As Police officer Michael Gerbasi drives, a camera on the roof of his patrol car photographs license plates. A computer then checks a database to see, for example, if the car is stolen.

"It will notify us with an alert sound on the computer, and then actually there is a voice that speaks out and says, ‘stolen vehicle’ and it will give you a picture of the plate and a description of the vehicle,” says Gerbasi.

More than a hundred of the readers – some on cars, others in fixed places – are about to be deployed en-masse in Lower Manhattan as part of a massive $106 million counter-terrorism initiative years in the planning.

“Starting in January, we'll be putting in our license plate readers. That will be, kind of, phase one of this program,” says Police Commissioner Ray Kelly.

The license plate readers are just the tip of the iceberg in what's billed as the Lower Manhattan Security Initiative.

“We're looking to put in, ultimately, a thousand cameras in public spaces, link it to 2,000 private sector cameras,” says Kelly.

All the cameras would be monitored by police at one location. Virtually anyone who walks or drives south of Canal Street could be under surveillance.

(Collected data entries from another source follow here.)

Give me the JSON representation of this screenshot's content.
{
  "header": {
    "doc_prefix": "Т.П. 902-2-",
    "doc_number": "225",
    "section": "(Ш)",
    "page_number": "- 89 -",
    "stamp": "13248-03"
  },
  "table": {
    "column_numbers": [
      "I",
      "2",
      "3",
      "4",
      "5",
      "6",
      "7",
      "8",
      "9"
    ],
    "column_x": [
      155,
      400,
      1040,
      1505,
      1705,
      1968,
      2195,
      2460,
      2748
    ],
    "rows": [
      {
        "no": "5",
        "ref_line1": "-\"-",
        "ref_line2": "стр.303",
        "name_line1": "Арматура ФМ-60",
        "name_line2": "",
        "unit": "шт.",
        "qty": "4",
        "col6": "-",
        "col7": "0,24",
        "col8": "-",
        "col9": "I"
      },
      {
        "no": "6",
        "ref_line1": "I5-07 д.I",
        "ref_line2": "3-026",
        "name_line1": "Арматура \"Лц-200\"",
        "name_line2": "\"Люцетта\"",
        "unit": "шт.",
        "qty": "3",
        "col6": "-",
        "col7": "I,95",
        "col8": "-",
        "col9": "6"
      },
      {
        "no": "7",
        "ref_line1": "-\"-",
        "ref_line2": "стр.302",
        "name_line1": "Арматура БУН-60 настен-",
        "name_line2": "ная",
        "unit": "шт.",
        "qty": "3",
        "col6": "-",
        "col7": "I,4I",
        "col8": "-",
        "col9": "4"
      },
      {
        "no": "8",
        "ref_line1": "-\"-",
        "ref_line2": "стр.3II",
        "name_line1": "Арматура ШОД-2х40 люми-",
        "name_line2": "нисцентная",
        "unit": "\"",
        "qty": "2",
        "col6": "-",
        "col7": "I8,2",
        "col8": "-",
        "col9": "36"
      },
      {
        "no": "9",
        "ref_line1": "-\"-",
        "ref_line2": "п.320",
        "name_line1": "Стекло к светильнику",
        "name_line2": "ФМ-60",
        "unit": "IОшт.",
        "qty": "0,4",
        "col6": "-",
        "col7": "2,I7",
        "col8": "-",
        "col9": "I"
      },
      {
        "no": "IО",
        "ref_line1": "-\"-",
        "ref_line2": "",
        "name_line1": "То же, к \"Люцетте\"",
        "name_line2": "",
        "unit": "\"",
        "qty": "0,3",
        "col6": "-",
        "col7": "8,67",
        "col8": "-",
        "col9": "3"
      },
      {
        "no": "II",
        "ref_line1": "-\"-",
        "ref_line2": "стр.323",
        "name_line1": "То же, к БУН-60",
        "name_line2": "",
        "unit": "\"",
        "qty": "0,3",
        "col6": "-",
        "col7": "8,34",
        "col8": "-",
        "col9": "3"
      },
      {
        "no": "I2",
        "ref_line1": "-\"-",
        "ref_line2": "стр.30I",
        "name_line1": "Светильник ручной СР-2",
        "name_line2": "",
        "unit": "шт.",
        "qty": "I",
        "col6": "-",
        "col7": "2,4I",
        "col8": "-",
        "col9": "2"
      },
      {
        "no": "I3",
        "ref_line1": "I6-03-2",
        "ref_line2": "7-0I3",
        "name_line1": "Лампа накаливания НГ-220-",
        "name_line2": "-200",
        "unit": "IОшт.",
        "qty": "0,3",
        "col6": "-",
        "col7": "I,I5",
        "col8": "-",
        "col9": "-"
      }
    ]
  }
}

The plan also includes mobile barriers on streets the department says are key choke points into the area. They could be automatically moved into place, effectively sealing off Lower Manhattan.

“That will enable us to wall off that area in extreme situations,” says Kelly.

It's all modeled on the so-called ring of steel in London, where cameras have helped authorities find terrorism suspects. It’s a first for the US.

"This is the first time that the government and the police in particular will have the ability to track everyone moving around in a public area,” says Chris Dunn of the NYCLU.

Concerned it's an invasion of privacy, the NYCLU has issued freedom of information law requests to get more information about exactly how the program works.

“The police department should not be spending a hundred million dollars of public money to put up thousands of cameras to track New Yorkers without there being some public debate and some public oversight,” says Dunn.

Police say the only information kept long-term will be about suspected law breakers. And that the City Council already approved part of the $40 million dollars the department is using to get the program started.